By day, as I lay on the floor, Germans or Ukrainians would often come into the building in search of loot. Each of these visitations was another strain on my nerves, for I was mortally afraid they would find me and murder me. Yet somehow or other they always left the attic alone, although I counted more than thirty such flying visits.
The fifteenth of November came, and the first snow fell. The cold weather troubled me more and more under the pile of rags I had collected to keep myself warm. Now they were thickly covered with soft white snow when I woke in the morning. I had made my bed in a corner under a part of the roof that was still intact, but the rest of it was gone, and large quantities of snow blew in from all sides. One day I stretched a piece of fabric under a broken window pane I had found and examined myself in this improvised mirror. At first I could not believe that the dreadful sight I saw was really myself: my hair had not been cut for months, and I was unshaven and unwashed. The hair on my head was thickly matted, my face was almost covered with a growth of dark beard, quite heavy by now, and where the beard did not cover it my skin was almost black. My eyelids were reddened, and I had a crusted rash on my forehead.

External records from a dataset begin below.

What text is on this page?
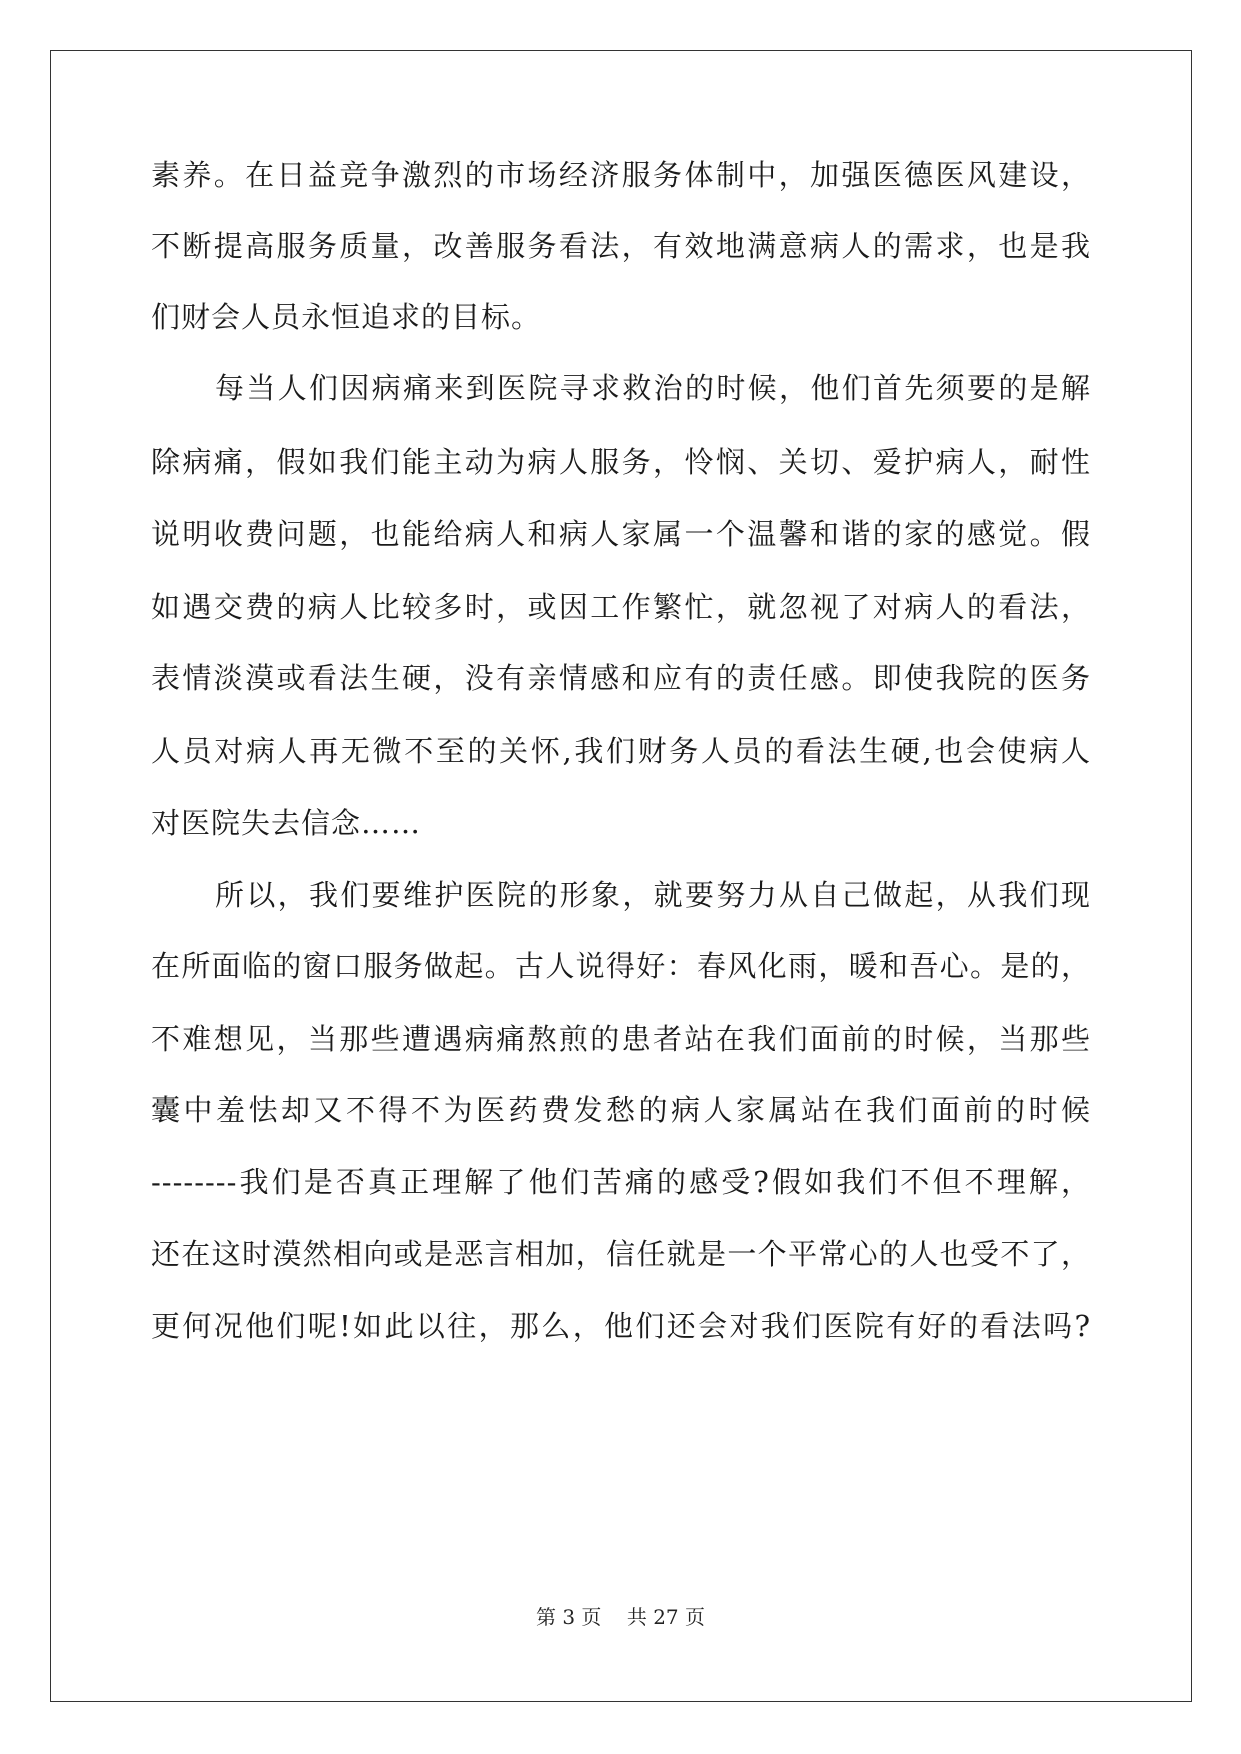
素养。在日益竞争激烈的市场经济服务体制中，加强医德医风建设，
不断提高服务质量，改善服务看法，有效地满意病人的需求，也是我
们财会人员永恒追求的目标。
每当人们因病痛来到医院寻求救治的时候，他们首先须要的是解
除病痛，假如我们能主动为病人服务，怜悯、关切、爱护病人，耐性
说明收费问题，也能给病人和病人家属一个温馨和谐的家的感觉。假
如遇交费的病人比较多时，或因工作繁忙，就忽视了对病人的看法，
表情淡漠或看法生硬，没有亲情感和应有的责任感。即使我院的医务
人员对病人再无微不至的关怀,我们财务人员的看法生硬,也会使病人
对医院失去信念……
所以，我们要维护医院的形象，就要努力从自己做起，从我们现
在所面临的窗口服务做起。古人说得好：春风化雨，暖和吾心。是的，
不难想见，当那些遭遇病痛熬煎的患者站在我们面前的时候，当那些
囊中羞怯却又不得不为医药费发愁的病人家属站在我们面前的时候
--------我们是否真正理解了他们苦痛的感受?假如我们不但不理解，
还在这时漠然相向或是恶言相加，信任就是一个平常心的人也受不了，
更何况他们呢!如此以往，那么，他们还会对我们医院有好的看法吗?
第 3 页    共 27 页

But what tormented me most was not knowing what was happening in the battle areas, both on the front and among the rebels. The Warsaw rebellion itself had been put down. I could cherish no illusions about that. But perhaps there was still resistance outside the city, in Praga on the other side of the Vistula. I could still hear artillery fire over there now and then, and shells would explode in the ruins, often quite near me, echoing harshly in the silence amidst the burnt-out buildings. What about resistance in the rest of Poland? Where were the Soviet troops? What progress was the Allied offensive making in the west? My life or death depended on the answer to these questions, and even if the Germans did not discover my hiding place it was soon going be my death – of cold if not starvation.